RE: long-standing data loss bug in initial sync of logical replication - Mailing list pgsql-hackers

From Hayato Kuroda (Fujitsu)
Subject RE: long-standing data loss bug in initial sync of logical replication
Date
Msg-id OSCPR01MB14966EB5F3B416E4689FB5A67F5D32@OSCPR01MB14966.jpnprd01.prod.outlook.com
Whole thread Raw
In response to RE: long-standing data loss bug in initial sync of logical replication  ("Hayato Kuroda (Fujitsu)" <kuroda.hayato@fujitsu.com>)
Responses Re: long-standing data loss bug in initial sync of logical replication
List pgsql-hackers
Hi hackers,

> Our team (mainly Shlok) did a performance testing with several workloads. Let
> me
> share them on -hackers.

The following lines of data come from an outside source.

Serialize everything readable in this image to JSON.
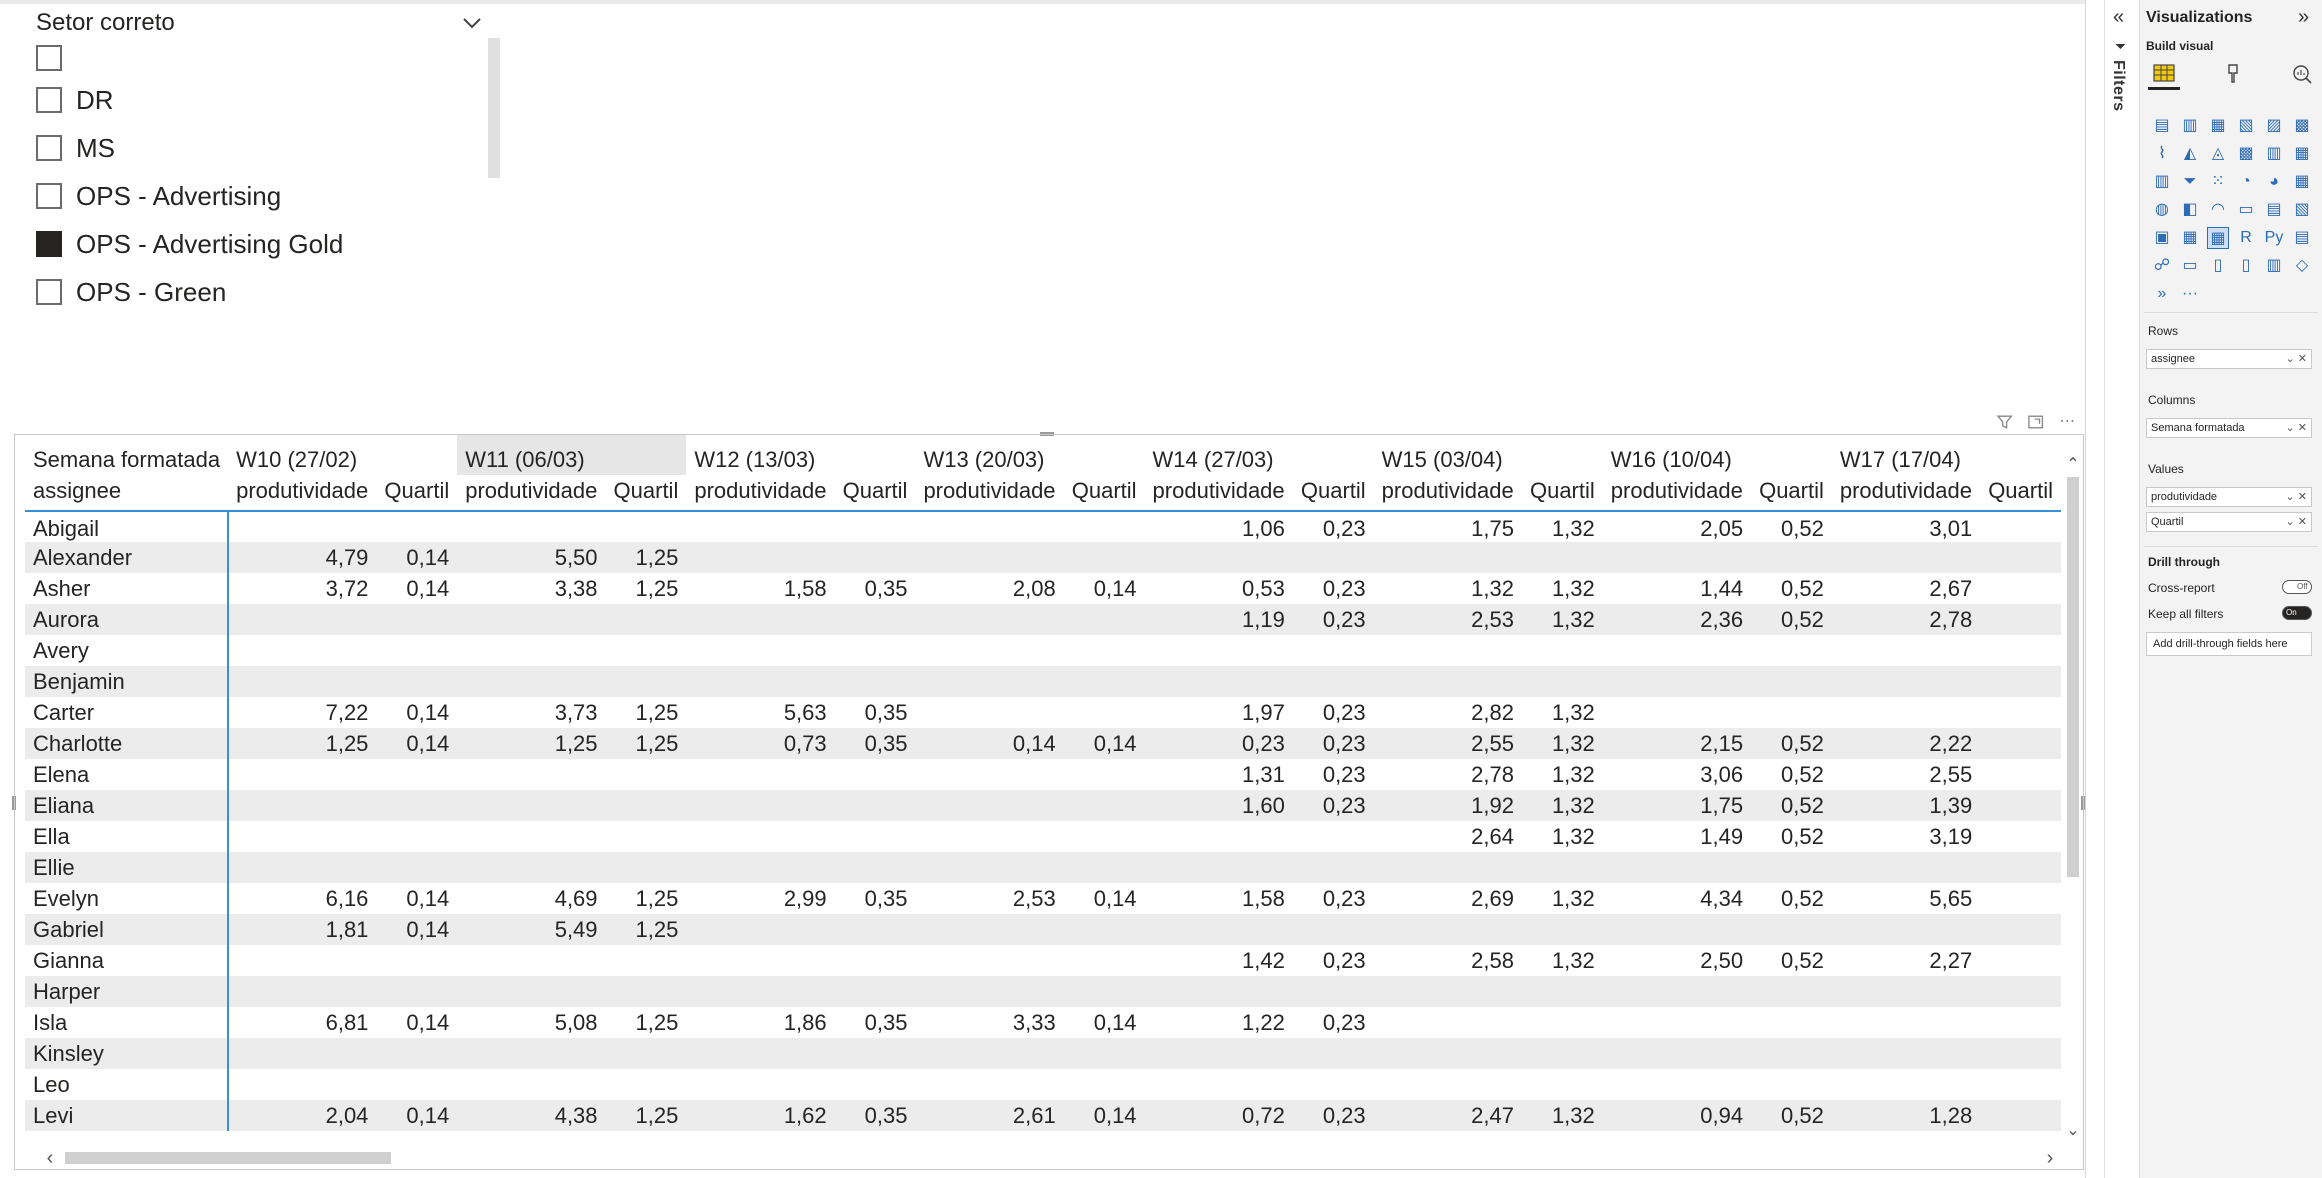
{
  "slicer": {
    "title": "Setor correto",
    "items": [
      {
        "label": "",
        "checked": false
      },
      {
        "label": "DR",
        "checked": false
      },
      {
        "label": "MS",
        "checked": false
      },
      {
        "label": "OPS - Advertising",
        "checked": false
      },
      {
        "label": "OPS - Advertising Gold",
        "checked": true
      },
      {
        "label": "OPS - Green",
        "checked": false
      }
    ]
  },
  "matrix": {
    "corner_top": "Semana formatada",
    "corner_bottom": "assignee",
    "weeks": [
      "W10 (27/02)",
      "W11 (06/03)",
      "W12 (13/03)",
      "W13 (20/03)",
      "W14 (27/03)",
      "W15 (03/04)",
      "W16 (10/04)",
      "W17 (17/04)"
    ],
    "measure_headers": [
      "produtividade",
      "Quartil"
    ],
    "rows": [
      {
        "name": "Abigail",
        "cells": [
          "",
          "",
          "",
          "",
          "",
          "",
          "",
          "",
          "1,06",
          "0,23",
          "1,75",
          "1,32",
          "2,05",
          "0,52",
          "3,01",
          ""
        ]
      },
      {
        "name": "Alexander",
        "cells": [
          "4,79",
          "0,14",
          "5,50",
          "1,25",
          "",
          "",
          "",
          "",
          "",
          "",
          "",
          "",
          "",
          "",
          "",
          ""
        ]
      },
      {
        "name": "Asher",
        "cells": [
          "3,72",
          "0,14",
          "3,38",
          "1,25",
          "1,58",
          "0,35",
          "2,08",
          "0,14",
          "0,53",
          "0,23",
          "1,32",
          "1,32",
          "1,44",
          "0,52",
          "2,67",
          ""
        ]
      },
      {
        "name": "Aurora",
        "cells": [
          "",
          "",
          "",
          "",
          "",
          "",
          "",
          "",
          "1,19",
          "0,23",
          "2,53",
          "1,32",
          "2,36",
          "0,52",
          "2,78",
          ""
        ]
      },
      {
        "name": "Avery",
        "cells": [
          "",
          "",
          "",
          "",
          "",
          "",
          "",
          "",
          "",
          "",
          "",
          "",
          "",
          "",
          "",
          ""
        ]
      },
      {
        "name": "Benjamin",
        "cells": [
          "",
          "",
          "",
          "",
          "",
          "",
          "",
          "",
          "",
          "",
          "",
          "",
          "",
          "",
          "",
          ""
        ]
      },
      {
        "name": "Carter",
        "cells": [
          "7,22",
          "0,14",
          "3,73",
          "1,25",
          "5,63",
          "0,35",
          "",
          "",
          "1,97",
          "0,23",
          "2,82",
          "1,32",
          "",
          "",
          "",
          ""
        ]
      },
      {
        "name": "Charlotte",
        "cells": [
          "1,25",
          "0,14",
          "1,25",
          "1,25",
          "0,73",
          "0,35",
          "0,14",
          "0,14",
          "0,23",
          "0,23",
          "2,55",
          "1,32",
          "2,15",
          "0,52",
          "2,22",
          ""
        ]
      },
      {
        "name": "Elena",
        "cells": [
          "",
          "",
          "",
          "",
          "",
          "",
          "",
          "",
          "1,31",
          "0,23",
          "2,78",
          "1,32",
          "3,06",
          "0,52",
          "2,55",
          ""
        ]
      },
      {
        "name": "Eliana",
        "cells": [
          "",
          "",
          "",
          "",
          "",
          "",
          "",
          "",
          "1,60",
          "0,23",
          "1,92",
          "1,32",
          "1,75",
          "0,52",
          "1,39",
          ""
        ]
      },
      {
        "name": "Ella",
        "cells": [
          "",
          "",
          "",
          "",
          "",
          "",
          "",
          "",
          "",
          "",
          "2,64",
          "1,32",
          "1,49",
          "0,52",
          "3,19",
          ""
        ]
      },
      {
        "name": "Ellie",
        "cells": [
          "",
          "",
          "",
          "",
          "",
          "",
          "",
          "",
          "",
          "",
          "",
          "",
          "",
          "",
          "",
          ""
        ]
      },
      {
        "name": "Evelyn",
        "cells": [
          "6,16",
          "0,14",
          "4,69",
          "1,25",
          "2,99",
          "0,35",
          "2,53",
          "0,14",
          "1,58",
          "0,23",
          "2,69",
          "1,32",
          "4,34",
          "0,52",
          "5,65",
          ""
        ]
      },
      {
        "name": "Gabriel",
        "cells": [
          "1,81",
          "0,14",
          "5,49",
          "1,25",
          "",
          "",
          "",
          "",
          "",
          "",
          "",
          "",
          "",
          "",
          "",
          ""
        ]
      },
      {
        "name": "Gianna",
        "cells": [
          "",
          "",
          "",
          "",
          "",
          "",
          "",
          "",
          "1,42",
          "0,23",
          "2,58",
          "1,32",
          "2,50",
          "0,52",
          "2,27",
          ""
        ]
      },
      {
        "name": "Harper",
        "cells": [
          "",
          "",
          "",
          "",
          "",
          "",
          "",
          "",
          "",
          "",
          "",
          "",
          "",
          "",
          "",
          ""
        ]
      },
      {
        "name": "Isla",
        "cells": [
          "6,81",
          "0,14",
          "5,08",
          "1,25",
          "1,86",
          "0,35",
          "3,33",
          "0,14",
          "1,22",
          "0,23",
          "",
          "",
          "",
          "",
          "",
          ""
        ]
      },
      {
        "name": "Kinsley",
        "cells": [
          "",
          "",
          "",
          "",
          "",
          "",
          "",
          "",
          "",
          "",
          "",
          "",
          "",
          "",
          "",
          ""
        ]
      },
      {
        "name": "Leo",
        "cells": [
          "",
          "",
          "",
          "",
          "",
          "",
          "",
          "",
          "",
          "",
          "",
          "",
          "",
          "",
          "",
          ""
        ]
      },
      {
        "name": "Levi",
        "cells": [
          "2,04",
          "0,14",
          "4,38",
          "1,25",
          "1,62",
          "0,35",
          "2,61",
          "0,14",
          "0,72",
          "0,23",
          "2,47",
          "1,32",
          "0,94",
          "0,52",
          "1,28",
          ""
        ]
      }
    ]
  },
  "filters_pane": {
    "label": "Filters"
  },
  "visualizations": {
    "title": "Visualizations",
    "build_visual": "Build visual",
    "more_label": "···",
    "wells": {
      "rows_label": "Rows",
      "rows_field": "assignee",
      "columns_label": "Columns",
      "columns_field": "Semana formatada",
      "values_label": "Values",
      "values_fields": [
        "produtividade",
        "Quartil"
      ]
    },
    "drill": {
      "title": "Drill through",
      "cross_report": "Cross-report",
      "cross_report_state": "Off",
      "keep_filters": "Keep all filters",
      "keep_filters_state": "On",
      "add_fields": "Add drill-through fields here"
    }
  }
}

We did it for master/REL_17 branches, and in this post
> master's one will be discussed.

I posted benchmark results for master [1]. In this post contains a result for
back branch, especially REL_17_STABLE.

The observed trend is the same as master's one: 
Frequent DDL for publishing tables can cause huge regression, but this is expected.
For other cases, it is small or does not exist.

Used source
===========
The base code was HEAD of REL_17_STABLE, and compared patch was v16.
The large difference is that master tries to preserve relsync caches as much as
possible, but REL_17_STABLE discards them more aggressively.
Please refer recent commit, 3abe9d and 588acf6.

Executed workloads were mostly same as master's case.

-----

Workload A: No DDL operation done in concurrent session
======================================
No regression was observed in the workload.

Concurrent txn     | Head (sec)   | Patch (sec)  | Degradation (%)
------------------ | ------------ | ------------ | ----------------
50                 | 0.013706     | 0.013398     | -2.2496
100                | 0.014811     | 0.014821     | 0.0698
500                | 0.018288     | 0.018318     | 0.1640
1000               | 0.022613     | 0.022622     | 0.0413
2000               | 0.031812     | 0.031891     | 0.2504


-----

Workload B: DDL is happening but is unrelated to publication
========================================
Small regression was observed when the concurrency was huge. Because the DDL
transaction would send inval messages to all the concurrent transactions.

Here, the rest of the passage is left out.